The first time I realized my family was food insecure was when, as a child, our local church sent groceries home with me to give to my family.
This was also the first time I learned that being given food for free, even if you needed it to survive, was something that made people feel deeply ashamed. I didn’t see anything wrong with it. I felt thankful that I wouldn’t have to wonder where my next meal would be coming from for at least the next week. However, the scolding I received when I got home quickly changed my mind. My mother was furious with me for accepting the groceries. Although I hadn’t told the church that we needed the help, she assumed that I did, and she didn’t want to seem like she was a mother who couldn’t feed her children. Although the food they gave us was fresh, it left a sour taste in my mouth until it was gone. I couldn’t help feeling like it didn’t belong to us, and that I had done something wrong by accepting it.
The shame I felt that day was a feeling that poverty (and people’s reactions to it) wouldn’t let me shake. I rarely went on field trips unless my teachers paid for them. My clothes were always hand-me-downs. My relationship to food was tumultuous at best. Poverty is often talked about as a personal failing of the people experiencing it. What is rarely spoken in the mainstream, however, is how incredibly hard-working, resilient, and resourceful you must be if you are going to survive as a poor person.

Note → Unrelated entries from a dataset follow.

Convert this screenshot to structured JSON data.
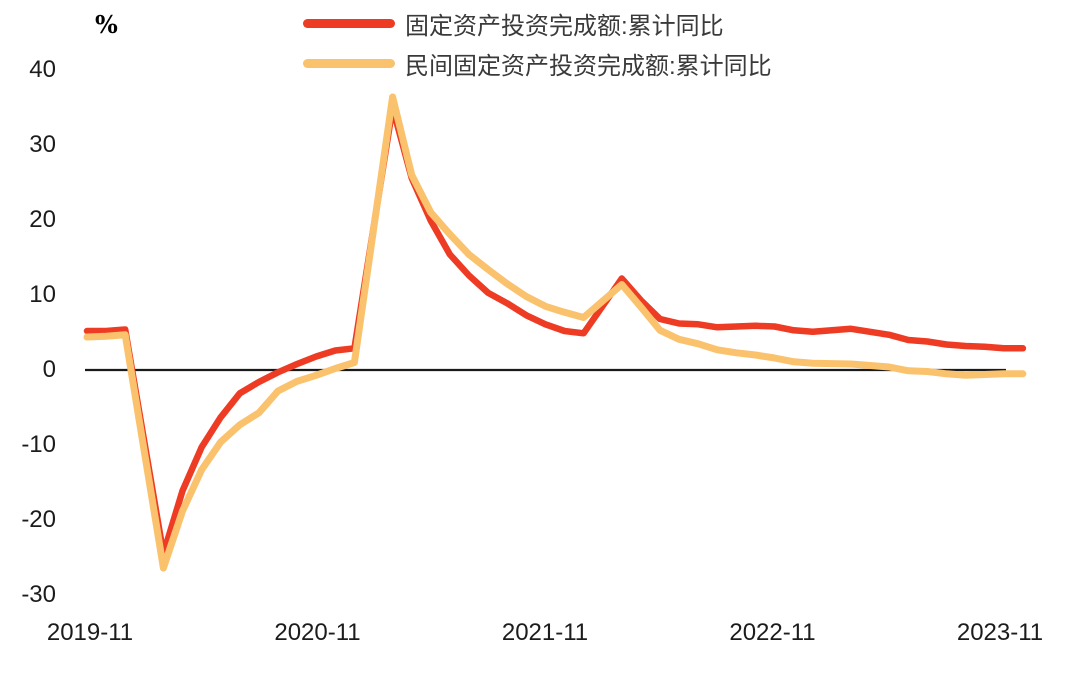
{
  "chart_data": {
    "type": "line",
    "title": "",
    "xlabel": "",
    "ylabel": "%",
    "ylim": [
      -30,
      40
    ],
    "yticks": [
      40,
      30,
      20,
      10,
      0,
      -10,
      -20,
      -30
    ],
    "xticks": [
      "2019-11",
      "2020-11",
      "2021-11",
      "2022-11",
      "2023-11"
    ],
    "grid": false,
    "legend_position": "top",
    "axis_color": "#1a1a1a",
    "tick_text_color": "#1c1c1c",
    "x_note": "monthly cumulative YoY, Jan values not published (Jan-Feb combined)",
    "series": [
      {
        "name": "固定资产投资完成额:累计同比",
        "color": "#EE3B23",
        "stroke_width": 6.5,
        "points": [
          [
            "2019-10",
            5.2
          ],
          [
            "2019-11",
            5.2
          ],
          [
            "2019-12",
            5.4
          ],
          [
            "2020-02",
            -24.5
          ],
          [
            "2020-03",
            -16.1
          ],
          [
            "2020-04",
            -10.3
          ],
          [
            "2020-05",
            -6.3
          ],
          [
            "2020-06",
            -3.1
          ],
          [
            "2020-07",
            -1.6
          ],
          [
            "2020-08",
            -0.3
          ],
          [
            "2020-09",
            0.8
          ],
          [
            "2020-10",
            1.8
          ],
          [
            "2020-11",
            2.6
          ],
          [
            "2020-12",
            2.9
          ],
          [
            "2021-02",
            35.0
          ],
          [
            "2021-03",
            25.6
          ],
          [
            "2021-04",
            19.9
          ],
          [
            "2021-05",
            15.4
          ],
          [
            "2021-06",
            12.6
          ],
          [
            "2021-07",
            10.3
          ],
          [
            "2021-08",
            8.9
          ],
          [
            "2021-09",
            7.3
          ],
          [
            "2021-10",
            6.1
          ],
          [
            "2021-11",
            5.2
          ],
          [
            "2021-12",
            4.9
          ],
          [
            "2022-02",
            12.2
          ],
          [
            "2022-03",
            9.3
          ],
          [
            "2022-04",
            6.8
          ],
          [
            "2022-05",
            6.2
          ],
          [
            "2022-06",
            6.1
          ],
          [
            "2022-07",
            5.7
          ],
          [
            "2022-08",
            5.8
          ],
          [
            "2022-09",
            5.9
          ],
          [
            "2022-10",
            5.8
          ],
          [
            "2022-11",
            5.3
          ],
          [
            "2022-12",
            5.1
          ],
          [
            "2023-02",
            5.5
          ],
          [
            "2023-03",
            5.1
          ],
          [
            "2023-04",
            4.7
          ],
          [
            "2023-05",
            4.0
          ],
          [
            "2023-06",
            3.8
          ],
          [
            "2023-07",
            3.4
          ],
          [
            "2023-08",
            3.2
          ],
          [
            "2023-09",
            3.1
          ],
          [
            "2023-10",
            2.9
          ],
          [
            "2023-11",
            2.9
          ]
        ]
      },
      {
        "name": "民间固定资产投资完成额:累计同比",
        "color": "#FBC26D",
        "stroke_width": 7,
        "points": [
          [
            "2019-10",
            4.4
          ],
          [
            "2019-11",
            4.5
          ],
          [
            "2019-12",
            4.7
          ],
          [
            "2020-02",
            -26.4
          ],
          [
            "2020-03",
            -18.8
          ],
          [
            "2020-04",
            -13.3
          ],
          [
            "2020-05",
            -9.6
          ],
          [
            "2020-06",
            -7.3
          ],
          [
            "2020-07",
            -5.7
          ],
          [
            "2020-08",
            -2.8
          ],
          [
            "2020-09",
            -1.5
          ],
          [
            "2020-10",
            -0.7
          ],
          [
            "2020-11",
            0.2
          ],
          [
            "2020-12",
            1.0
          ],
          [
            "2021-02",
            36.4
          ],
          [
            "2021-03",
            26.0
          ],
          [
            "2021-04",
            21.0
          ],
          [
            "2021-05",
            18.1
          ],
          [
            "2021-06",
            15.4
          ],
          [
            "2021-07",
            13.4
          ],
          [
            "2021-08",
            11.5
          ],
          [
            "2021-09",
            9.8
          ],
          [
            "2021-10",
            8.5
          ],
          [
            "2021-11",
            7.7
          ],
          [
            "2021-12",
            7.0
          ],
          [
            "2022-02",
            11.4
          ],
          [
            "2022-03",
            8.4
          ],
          [
            "2022-04",
            5.3
          ],
          [
            "2022-05",
            4.1
          ],
          [
            "2022-06",
            3.5
          ],
          [
            "2022-07",
            2.7
          ],
          [
            "2022-08",
            2.3
          ],
          [
            "2022-09",
            2.0
          ],
          [
            "2022-10",
            1.6
          ],
          [
            "2022-11",
            1.1
          ],
          [
            "2022-12",
            0.9
          ],
          [
            "2023-02",
            0.8
          ],
          [
            "2023-03",
            0.6
          ],
          [
            "2023-04",
            0.4
          ],
          [
            "2023-05",
            -0.1
          ],
          [
            "2023-06",
            -0.2
          ],
          [
            "2023-07",
            -0.5
          ],
          [
            "2023-08",
            -0.7
          ],
          [
            "2023-09",
            -0.6
          ],
          [
            "2023-10",
            -0.5
          ],
          [
            "2023-11",
            -0.5
          ]
        ]
      }
    ]
  }
}
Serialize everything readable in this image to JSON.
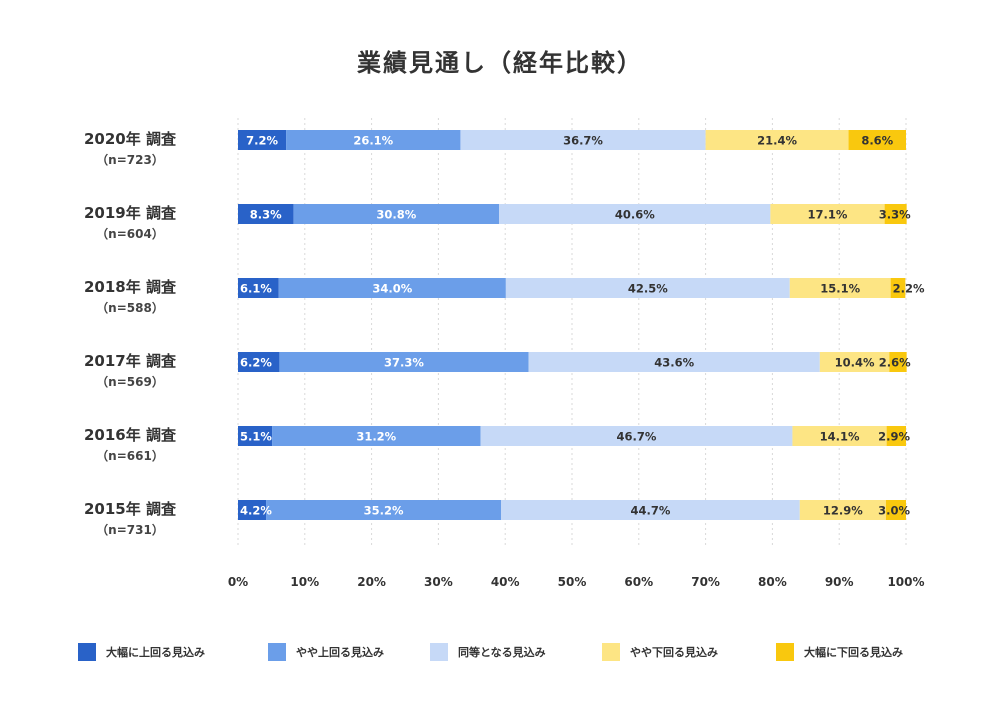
{
  "chart_data": {
    "type": "bar",
    "orientation": "horizontal",
    "stacked": true,
    "title": "業績見通し（経年比較）",
    "categories": [
      {
        "label": "2020年 調査",
        "sub": "（n=723）"
      },
      {
        "label": "2019年 調査",
        "sub": "（n=604）"
      },
      {
        "label": "2018年 調査",
        "sub": "（n=588）"
      },
      {
        "label": "2017年 調査",
        "sub": "（n=569）"
      },
      {
        "label": "2016年 調査",
        "sub": "（n=661）"
      },
      {
        "label": "2015年 調査",
        "sub": "（n=731）"
      }
    ],
    "series": [
      {
        "name": "大幅に上回る見込み",
        "color": "#2962c8",
        "labelColor": "#ffffff",
        "values": [
          7.2,
          8.3,
          6.1,
          6.2,
          5.1,
          4.2
        ]
      },
      {
        "name": "やや上回る見込み",
        "color": "#6b9ee9",
        "labelColor": "#ffffff",
        "values": [
          26.1,
          30.8,
          34.0,
          37.3,
          31.2,
          35.2
        ]
      },
      {
        "name": "同等となる見込み",
        "color": "#c6d9f7",
        "labelColor": "#333333",
        "values": [
          36.7,
          40.6,
          42.5,
          43.6,
          46.7,
          44.7
        ]
      },
      {
        "name": "やや下回る見込み",
        "color": "#fde584",
        "labelColor": "#333333",
        "values": [
          21.4,
          17.1,
          15.1,
          10.4,
          14.1,
          12.9
        ]
      },
      {
        "name": "大幅に下回る見込み",
        "color": "#f9c80e",
        "labelColor": "#333333",
        "values": [
          8.6,
          3.3,
          2.2,
          2.6,
          2.9,
          3.0
        ]
      }
    ],
    "xlim": [
      0,
      100
    ],
    "xticks": [
      "0%",
      "10%",
      "20%",
      "30%",
      "40%",
      "50%",
      "60%",
      "70%",
      "80%",
      "90%",
      "100%"
    ],
    "value_suffix": "%",
    "grid": true,
    "legend_position": "bottom"
  }
}
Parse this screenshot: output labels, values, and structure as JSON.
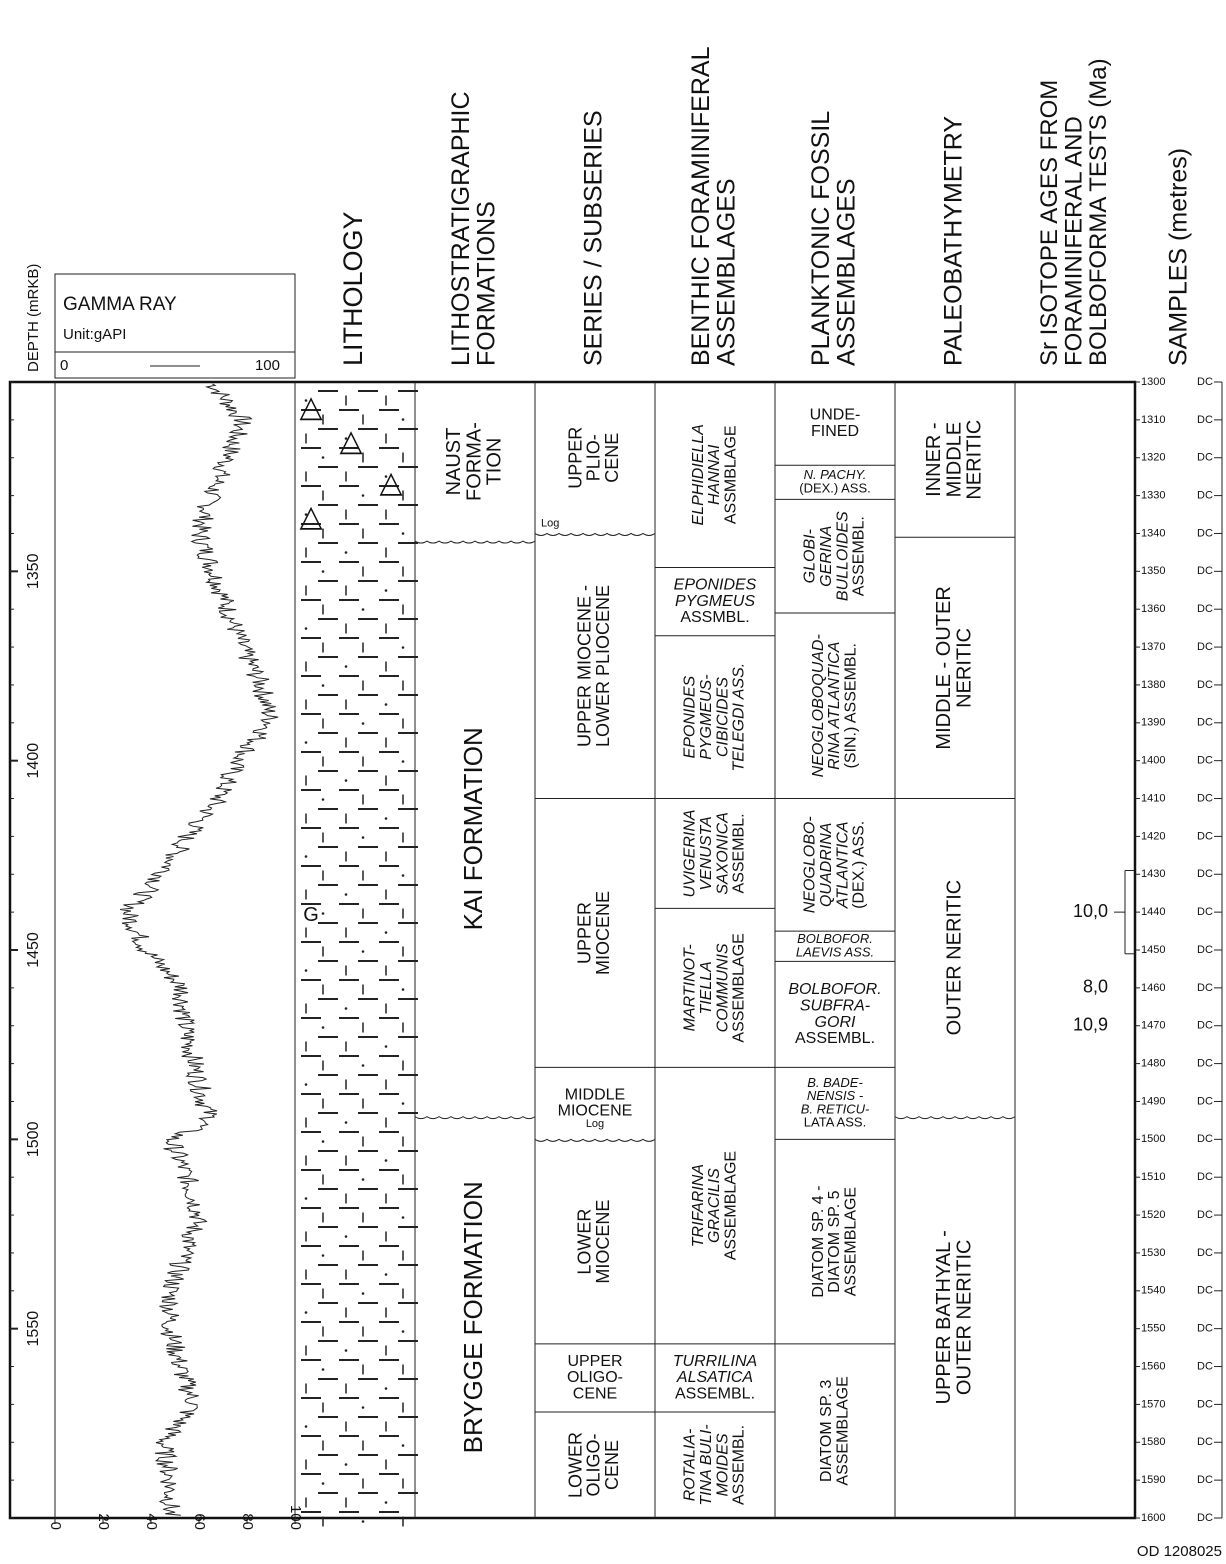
{
  "headers": {
    "depth": "DEPTH (mRKB)",
    "gamma_title": "GAMMA RAY",
    "gamma_unit": "Unit:gAPI",
    "gamma_min": "0",
    "gamma_max": "100",
    "lithology": "LITHOLOGY",
    "litho_formations": [
      "LITHOSTRATIGRAPHIC",
      "FORMATIONS"
    ],
    "series": [
      "SERIES / SUBSERIES"
    ],
    "benthic": [
      "BENTHIC FORAMINIFERAL",
      "ASSEMBLAGES"
    ],
    "planktonic": [
      "PLANKTONIC FOSSIL",
      "ASSEMBLAGES"
    ],
    "paleobathymetry": [
      "PALEOBATHYMETRY"
    ],
    "sr_isotope": [
      "Sr ISOTOPE AGES FROM",
      "FORAMINIFERAL AND",
      "BOLBOFORMA TESTS (Ma)"
    ],
    "samples": [
      "SAMPLES (metres)"
    ]
  },
  "depth_axis": {
    "min": 1300,
    "max": 1600,
    "major_ticks": [
      1350,
      1400,
      1450,
      1500,
      1550
    ],
    "minor_ticks": [
      1300,
      1310,
      1320,
      1330,
      1340,
      1350,
      1360,
      1370,
      1380,
      1390,
      1400,
      1410,
      1420,
      1430,
      1440,
      1450,
      1460,
      1470,
      1480,
      1490,
      1500,
      1510,
      1520,
      1530,
      1540,
      1550,
      1560,
      1570,
      1580,
      1590,
      1600
    ]
  },
  "gamma_axis": {
    "min": 0,
    "max": 100,
    "ticks": [
      "0",
      "20",
      "40",
      "60",
      "80",
      "100"
    ]
  },
  "gamma_ray_curve": {
    "depth": [
      1300,
      1310,
      1320,
      1330,
      1340,
      1350,
      1360,
      1370,
      1380,
      1390,
      1400,
      1410,
      1420,
      1430,
      1440,
      1450,
      1460,
      1470,
      1480,
      1490,
      1495,
      1500,
      1510,
      1520,
      1530,
      1540,
      1550,
      1560,
      1570,
      1580,
      1590,
      1600
    ],
    "value": [
      65,
      78,
      72,
      65,
      60,
      66,
      72,
      78,
      86,
      90,
      76,
      68,
      55,
      45,
      30,
      38,
      53,
      54,
      58,
      62,
      65,
      48,
      55,
      60,
      54,
      48,
      48,
      52,
      58,
      45,
      48,
      48
    ]
  },
  "lithology_symbols": [
    {
      "symbol": "△",
      "depth": 1307,
      "column": 0
    },
    {
      "symbol": "△",
      "depth": 1316,
      "column": 1
    },
    {
      "symbol": "△",
      "depth": 1327,
      "column": 2
    },
    {
      "symbol": "△",
      "depth": 1336,
      "column": 0
    },
    {
      "symbol": "G",
      "depth": 1441,
      "column": 0
    }
  ],
  "formations": [
    {
      "top": 1300,
      "bottom": 1342,
      "lines": [
        "NAUST",
        "FORMA-",
        "TION"
      ],
      "wavy_bottom": true
    },
    {
      "top": 1342,
      "bottom": 1494,
      "lines": [
        "KAI FORMATION"
      ],
      "wavy_bottom": true
    },
    {
      "top": 1494,
      "bottom": 1600,
      "lines": [
        "BRYGGE FORMATION"
      ]
    }
  ],
  "series": [
    {
      "top": 1300,
      "bottom": 1340,
      "lines": [
        "UPPER",
        "PLIO-",
        "CENE"
      ],
      "note": "Log",
      "wavy_bottom": true
    },
    {
      "top": 1340,
      "bottom": 1410,
      "lines": [
        "UPPER MIOCENE -",
        "LOWER PLIOCENE"
      ]
    },
    {
      "top": 1410,
      "bottom": 1481,
      "lines": [
        "UPPER",
        "MIOCENE"
      ]
    },
    {
      "top": 1481,
      "bottom": 1500,
      "lines": [
        "MIDDLE",
        "MIOCENE"
      ],
      "note": "Log",
      "horizontal": true,
      "wavy_bottom": true
    },
    {
      "top": 1500,
      "bottom": 1554,
      "lines": [
        "LOWER",
        "MIOCENE"
      ]
    },
    {
      "top": 1554,
      "bottom": 1572,
      "lines": [
        "UPPER",
        "OLIGO-",
        "CENE"
      ],
      "horizontal": true
    },
    {
      "top": 1572,
      "bottom": 1600,
      "lines": [
        "LOWER",
        "OLIGO-",
        "CENE"
      ]
    }
  ],
  "benthic": [
    {
      "top": 1300,
      "bottom": 1349,
      "lines": [
        "ELPHIDIELLA",
        "HANNAI",
        "ASSMBLAGE"
      ],
      "italic": [
        true,
        true,
        false
      ]
    },
    {
      "top": 1349,
      "bottom": 1367,
      "lines": [
        "EPONIDES",
        "PYGMEUS",
        "ASSMBL."
      ],
      "italic": [
        true,
        true,
        false
      ],
      "horizontal": true
    },
    {
      "top": 1367,
      "bottom": 1410,
      "lines": [
        "EPONIDES",
        "PYGMEUS-",
        "CIBICIDES",
        "TELEGDI ASS."
      ],
      "italic": [
        true,
        true,
        true,
        true
      ]
    },
    {
      "top": 1410,
      "bottom": 1439,
      "lines": [
        "UVIGERINA",
        "VENUSTA",
        "SAXONICA",
        "ASSEMBL."
      ],
      "italic": [
        true,
        true,
        true,
        false
      ]
    },
    {
      "top": 1439,
      "bottom": 1481,
      "lines": [
        "MARTINOT-",
        "TIELLA",
        "COMMUNIS",
        "ASSEMBLAGE"
      ],
      "italic": [
        true,
        true,
        true,
        false
      ]
    },
    {
      "top": 1481,
      "bottom": 1554,
      "lines": [
        "TRIFARINA",
        "GRACILIS",
        "ASSEMBLAGE"
      ],
      "italic": [
        true,
        true,
        false
      ]
    },
    {
      "top": 1554,
      "bottom": 1572,
      "lines": [
        "TURRILINA",
        "ALSATICA",
        "ASSEMBL."
      ],
      "italic": [
        true,
        true,
        false
      ],
      "horizontal": true
    },
    {
      "top": 1572,
      "bottom": 1600,
      "lines": [
        "ROTALIA-",
        "TINA BULI-",
        "MOIDES",
        "ASSEMBL."
      ],
      "italic": [
        true,
        true,
        true,
        false
      ]
    }
  ],
  "planktonic": [
    {
      "top": 1300,
      "bottom": 1322,
      "lines": [
        "UNDE-",
        "FINED"
      ],
      "horizontal": true
    },
    {
      "top": 1322,
      "bottom": 1331,
      "lines": [
        "N. PACHY.",
        "(DEX.) ASS."
      ],
      "italic": [
        true,
        false
      ],
      "horizontal": true,
      "small": true
    },
    {
      "top": 1331,
      "bottom": 1361,
      "lines": [
        "GLOBI-",
        "GERINA",
        "BULLOIDES",
        "ASSEMBL."
      ],
      "italic": [
        true,
        true,
        true,
        false
      ]
    },
    {
      "top": 1361,
      "bottom": 1410,
      "lines": [
        "NEOGLOBOQUAD-",
        "RINA ATLANTICA",
        "(SIN.) ASSEMBL."
      ],
      "italic": [
        true,
        true,
        false
      ]
    },
    {
      "top": 1410,
      "bottom": 1445,
      "lines": [
        "NEOGLOBO-",
        "QUADRINA",
        "ATLANTICA",
        "(DEX.) ASS."
      ],
      "italic": [
        true,
        true,
        true,
        false
      ]
    },
    {
      "top": 1445,
      "bottom": 1453,
      "lines": [
        "BOLBOFOR.",
        "LAEVIS ASS."
      ],
      "italic": [
        true,
        true
      ],
      "horizontal": true,
      "small": true
    },
    {
      "top": 1453,
      "bottom": 1481,
      "lines": [
        "BOLBOFOR.",
        "SUBFRA-",
        "GORI",
        "ASSEMBL."
      ],
      "italic": [
        true,
        true,
        true,
        false
      ],
      "horizontal": true
    },
    {
      "top": 1481,
      "bottom": 1500,
      "lines": [
        "B. BADE-",
        "NENSIS -",
        "B. RETICU-",
        "LATA ASS."
      ],
      "italic": [
        true,
        true,
        true,
        false
      ],
      "horizontal": true,
      "small": true
    },
    {
      "top": 1500,
      "bottom": 1554,
      "lines": [
        "DIATOM SP. 4 -",
        "DIATOM SP. 5",
        "ASSEMBLAGE"
      ]
    },
    {
      "top": 1554,
      "bottom": 1600,
      "lines": [
        "DIATOM SP. 3",
        "ASSEMBLAGE"
      ]
    }
  ],
  "paleobathymetry": [
    {
      "top": 1300,
      "bottom": 1341,
      "lines": [
        "INNER -",
        "MIDDLE",
        "NERITIC"
      ]
    },
    {
      "top": 1341,
      "bottom": 1410,
      "lines": [
        "MIDDLE - OUTER",
        "NERITIC"
      ]
    },
    {
      "top": 1410,
      "bottom": 1494,
      "lines": [
        "OUTER NERITIC"
      ],
      "wavy_bottom": true
    },
    {
      "top": 1494,
      "bottom": 1600,
      "lines": [
        "UPPER BATHYAL -",
        "OUTER NERITIC"
      ]
    }
  ],
  "sr_isotope_ages": [
    {
      "label": "10,0",
      "depth": 1440,
      "range_top": 1429,
      "range_bottom": 1451
    },
    {
      "label": "8,0",
      "depth": 1460
    },
    {
      "label": "10,9",
      "depth": 1470
    }
  ],
  "sample_label": "DC",
  "figure_id": "OD 1208025"
}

It wasn’t until I had a conversation with the father of my boyfriend at the time that I realized how unaware middle-class and wealthy people can be to the daily struggles poor people experience. Seemingly out of the blue one day, his father said that food stamps should not pay for soda or other “junk foods,” signaling that poor people’s food choices, not the inequitable prices of healthy foods, were one of our many societal problems. As we began to talk about why he felt that way, he said that poor people spend food stamps on exorbitant things we didn’t need, like unhealthy sodas and expensive steaks. (Meanwhile, his son had managed to spend $100 earlier that week on groceries for a spaghetti dinner for four – a meal that I could have easily recreated for under $10.) While I had been taught up to that point to keep my family’s poverty as much of a secret as possible, I couldn’t stop myself from telling my story.
My family was lucky to have something other than hamburger helper with discount, buy-in-bulk, probably-not-actually-hamburger every night for dinner. We bought groceries once a month. When we got home, each of us could have the one “treat” we picked out (read: the thing that wasn’t hamburger helper or mystery sandwich meats but was still very cheap. Think a $2 frozen pizza or $1 bag of chips). Groceries are incredibly expensive, especially when they aren’t processed foods. Buying in bulk made them cheaper, and visiting the grocery store once meant that you wouldn’t be tempted to buy something another time that you knew you couldn’t afford. We knew we had to ration out our groceries so that we still had something vaguely appetizing (read: not totally inedible) at the end of the month when we were waiting for our food stamps to renew. But usually, it was more hamburger helper. Or hot pockets. Or something else that could survive an apocalypse.
The hardest part of that conversation wasn’t that I was having to be honest about what my family goes through to survive. The hardest part was that while I respected him as a person, I had to come to terms with the fact that on some basic level, he didn’t believe my family deserved to be fed.
The first time I went out for dinner with my boyfriend’s family, his dad could see that I was visibly shaken and told me I could sit with him while he walked me through everything. He was compassionate and caring, because he knew that this was the first time I had been in a situation like this one. He took care of me so sincerely, and I was so grateful to him for helping me feel less out of place. At the same time, that uneasy feeling didn’t go away, even after the meal was over. I realized later that it wasn’t because I was nervous about using the right fork or wearing the right clothes. I was anxious and deeply heartbroken because I knew the meal we ate could have easily paid my mom’s rent for the month. I called her crying when I got home and apologized for what I had done.
Food should not be a luxury. Everyone needs to eat. Poor people should not be shamed into hunger, and children should not grow up feeling like their basic human needs are burdens on the world around them. Poor people deserve to eat and eat well. Full stop.